3. Rush then misleads you further by suggesting that he’s not actually criticizing Paul or Romney for this deal, even though that’s exactly what he’s doing. Again this is meant to make Rush sound disinterested. But Rush isn’t disinterested. He supports Santorum, which is why he said this (which is now being used in Santorum mailers before a key primary): “Rick Santorum is ‘the last conservative standing’.”
And why he would say this about Romney:
“Something else I’m confident about saying: As hard-hitting and go-for-the-throat and take-no-prisoners as Romney’s going after Newt, he will not do this going after Obama. If you like Romney’s toughness in the way he’s taken out Newt, I’ve got a thing for you: He isn’t going to do that against Obama.”Even though Romney is the only candidate primarily targeting Obama, and even though Rush said this in 2008 about the man he now treats as a RINO:
“There probably is a candidate on our side who does embody all three legs of the conservative stool, and that’s Romney. The three legs of the stool are national security/foreign policy, the social conservatives and the fiscal conservatives.”What changed?
4. Third, note that nowhere does Rush mention that this is the same talking point Santorum’s people are spreading that very morning. Yet, this is the same man who often attacks the MSM for repeating Democratic talking points without pointing that out.
5. Nor does he mention that Romney and Paul both denied this. Nor does he give the more likely reasons for his (wrong) observations. Ganging up on the frontrunner has been the pattern throughout. Moreover, Paul strongly opposes Santorum’s brand of “conservatism,” (i.e. big government economic liberalism + neocon foreign adventuring + federal government intrusion in the bedroom). Also, it has been widely reported that Santorum has been entirely disrespectful of Paul. Those are all the likely reasons he attacked Santorum, not some dirty deal. But those don’t let Santorum claim he’s a victim of cheating.
But this issue goes beyond Romney/Santorum for me. For years, Rush excelled at rising above the smoke and mirrors and explaining genuine conservatism in a way that won people over. He did it with good will and good faith. But all that changed during the Bush administration when Rush began vehemently knee-jerk attacking anyone who dared to point out that Bush was not a conservative.
Since that time he’s been nothing but knee-jerk. He, like most of talk radio, jumped on every bandwagon he could find. He refused to vet people like Christine O’Donnell in Delaware, whose loss may be THE loss that keeps us from getting a filibuster-proof majority in the Senate.
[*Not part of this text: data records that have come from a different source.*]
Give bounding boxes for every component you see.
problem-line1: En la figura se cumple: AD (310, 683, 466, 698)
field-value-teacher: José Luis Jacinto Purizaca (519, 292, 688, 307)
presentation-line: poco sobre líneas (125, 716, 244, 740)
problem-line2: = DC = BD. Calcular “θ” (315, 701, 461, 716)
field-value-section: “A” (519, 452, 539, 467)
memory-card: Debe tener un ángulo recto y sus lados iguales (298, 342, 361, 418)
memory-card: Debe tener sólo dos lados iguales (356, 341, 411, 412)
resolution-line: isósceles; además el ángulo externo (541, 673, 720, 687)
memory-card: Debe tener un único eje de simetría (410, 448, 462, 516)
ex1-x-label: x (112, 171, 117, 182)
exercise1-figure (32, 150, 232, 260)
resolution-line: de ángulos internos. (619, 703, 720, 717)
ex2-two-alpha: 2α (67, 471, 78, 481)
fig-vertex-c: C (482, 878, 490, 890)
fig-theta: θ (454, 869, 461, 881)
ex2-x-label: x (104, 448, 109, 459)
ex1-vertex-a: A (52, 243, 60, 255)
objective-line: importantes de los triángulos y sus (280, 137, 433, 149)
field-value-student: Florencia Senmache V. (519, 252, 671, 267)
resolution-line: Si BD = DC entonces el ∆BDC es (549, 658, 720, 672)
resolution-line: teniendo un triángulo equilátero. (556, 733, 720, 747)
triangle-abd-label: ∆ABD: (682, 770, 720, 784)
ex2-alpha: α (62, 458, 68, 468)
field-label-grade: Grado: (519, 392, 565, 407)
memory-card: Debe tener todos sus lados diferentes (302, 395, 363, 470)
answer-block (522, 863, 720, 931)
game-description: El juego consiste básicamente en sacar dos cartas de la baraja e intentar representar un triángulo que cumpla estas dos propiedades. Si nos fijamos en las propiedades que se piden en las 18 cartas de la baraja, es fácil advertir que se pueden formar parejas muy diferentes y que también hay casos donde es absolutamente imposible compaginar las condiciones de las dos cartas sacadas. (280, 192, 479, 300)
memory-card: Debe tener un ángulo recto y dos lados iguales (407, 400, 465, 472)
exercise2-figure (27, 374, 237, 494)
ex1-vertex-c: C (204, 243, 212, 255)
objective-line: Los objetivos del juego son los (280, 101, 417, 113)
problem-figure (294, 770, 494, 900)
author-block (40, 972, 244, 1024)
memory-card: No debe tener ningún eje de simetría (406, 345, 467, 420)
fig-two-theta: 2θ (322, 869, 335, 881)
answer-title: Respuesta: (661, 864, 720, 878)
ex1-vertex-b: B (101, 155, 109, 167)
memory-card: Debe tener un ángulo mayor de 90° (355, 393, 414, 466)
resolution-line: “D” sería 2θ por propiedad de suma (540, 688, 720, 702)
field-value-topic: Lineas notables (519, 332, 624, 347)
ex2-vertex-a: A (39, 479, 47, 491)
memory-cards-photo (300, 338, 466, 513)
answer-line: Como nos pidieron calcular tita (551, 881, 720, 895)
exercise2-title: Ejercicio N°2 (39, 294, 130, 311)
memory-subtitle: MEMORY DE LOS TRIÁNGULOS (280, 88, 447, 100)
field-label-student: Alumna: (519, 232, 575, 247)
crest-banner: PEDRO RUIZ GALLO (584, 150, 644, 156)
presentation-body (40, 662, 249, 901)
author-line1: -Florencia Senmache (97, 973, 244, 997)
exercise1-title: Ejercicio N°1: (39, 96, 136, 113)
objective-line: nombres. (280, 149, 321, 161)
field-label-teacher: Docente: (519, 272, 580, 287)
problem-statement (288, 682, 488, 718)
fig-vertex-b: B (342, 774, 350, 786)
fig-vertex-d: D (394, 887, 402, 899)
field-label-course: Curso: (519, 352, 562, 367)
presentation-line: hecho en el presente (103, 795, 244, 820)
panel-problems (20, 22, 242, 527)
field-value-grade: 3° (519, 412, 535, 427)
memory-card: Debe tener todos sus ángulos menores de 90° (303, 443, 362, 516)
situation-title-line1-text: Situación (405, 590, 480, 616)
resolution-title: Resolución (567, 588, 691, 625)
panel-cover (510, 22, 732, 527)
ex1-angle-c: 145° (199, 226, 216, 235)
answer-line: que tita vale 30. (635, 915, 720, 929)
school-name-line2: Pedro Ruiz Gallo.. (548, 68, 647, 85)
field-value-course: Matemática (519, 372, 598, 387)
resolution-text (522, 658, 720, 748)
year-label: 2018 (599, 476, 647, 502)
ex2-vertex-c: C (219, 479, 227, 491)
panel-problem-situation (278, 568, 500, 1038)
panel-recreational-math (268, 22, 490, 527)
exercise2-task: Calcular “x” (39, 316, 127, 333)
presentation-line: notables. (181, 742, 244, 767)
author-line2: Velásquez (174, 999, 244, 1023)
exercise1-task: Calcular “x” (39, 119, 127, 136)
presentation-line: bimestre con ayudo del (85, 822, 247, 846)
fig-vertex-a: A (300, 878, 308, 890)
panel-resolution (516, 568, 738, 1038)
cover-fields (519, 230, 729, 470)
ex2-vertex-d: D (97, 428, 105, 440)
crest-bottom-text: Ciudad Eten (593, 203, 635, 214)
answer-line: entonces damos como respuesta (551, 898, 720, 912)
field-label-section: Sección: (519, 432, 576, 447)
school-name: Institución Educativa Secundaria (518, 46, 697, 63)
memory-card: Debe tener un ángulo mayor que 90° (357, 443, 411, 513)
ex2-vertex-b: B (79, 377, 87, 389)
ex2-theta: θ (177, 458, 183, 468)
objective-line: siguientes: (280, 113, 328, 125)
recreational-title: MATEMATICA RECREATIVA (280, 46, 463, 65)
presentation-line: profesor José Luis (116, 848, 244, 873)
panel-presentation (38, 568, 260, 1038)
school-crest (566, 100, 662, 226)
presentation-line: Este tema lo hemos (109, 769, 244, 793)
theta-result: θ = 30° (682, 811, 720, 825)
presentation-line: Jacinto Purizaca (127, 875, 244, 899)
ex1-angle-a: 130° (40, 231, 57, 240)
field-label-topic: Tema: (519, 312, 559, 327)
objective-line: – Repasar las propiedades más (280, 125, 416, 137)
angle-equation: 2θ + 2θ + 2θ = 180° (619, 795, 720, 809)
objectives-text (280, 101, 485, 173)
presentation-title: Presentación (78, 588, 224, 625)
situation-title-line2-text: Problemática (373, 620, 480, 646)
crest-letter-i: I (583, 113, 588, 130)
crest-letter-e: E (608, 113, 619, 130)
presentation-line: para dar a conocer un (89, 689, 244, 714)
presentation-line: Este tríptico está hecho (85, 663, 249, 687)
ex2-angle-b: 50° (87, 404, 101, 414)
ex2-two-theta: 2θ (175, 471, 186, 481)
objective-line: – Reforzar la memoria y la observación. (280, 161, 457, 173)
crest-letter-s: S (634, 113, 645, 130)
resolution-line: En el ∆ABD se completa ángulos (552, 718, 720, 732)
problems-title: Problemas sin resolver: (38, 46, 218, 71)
He’s attacked everything the Republicans have tried to do, squandering every single long term opportunity just so he could scream loudest that he’s more conservative than those RINOs in Washington. Now he’s about to repeat the same mistake with the candidates because he won’t examine them with his mind rather than his ratings detector.
Conservatism needs better.
We are in the current problem precisely because people like Rush failed to vet candidates before the primary began. They went into this thing blind and without a plan, and have gone wherever the soundbites have taken them. They are stirring up the mob for no reason except ratings and he's no longer willing to take correct but unpopular stands. And that has brought us to this point, which should be the crowning moment of a new conservative age and instead has turned into a cluster-fudge of epic proportions.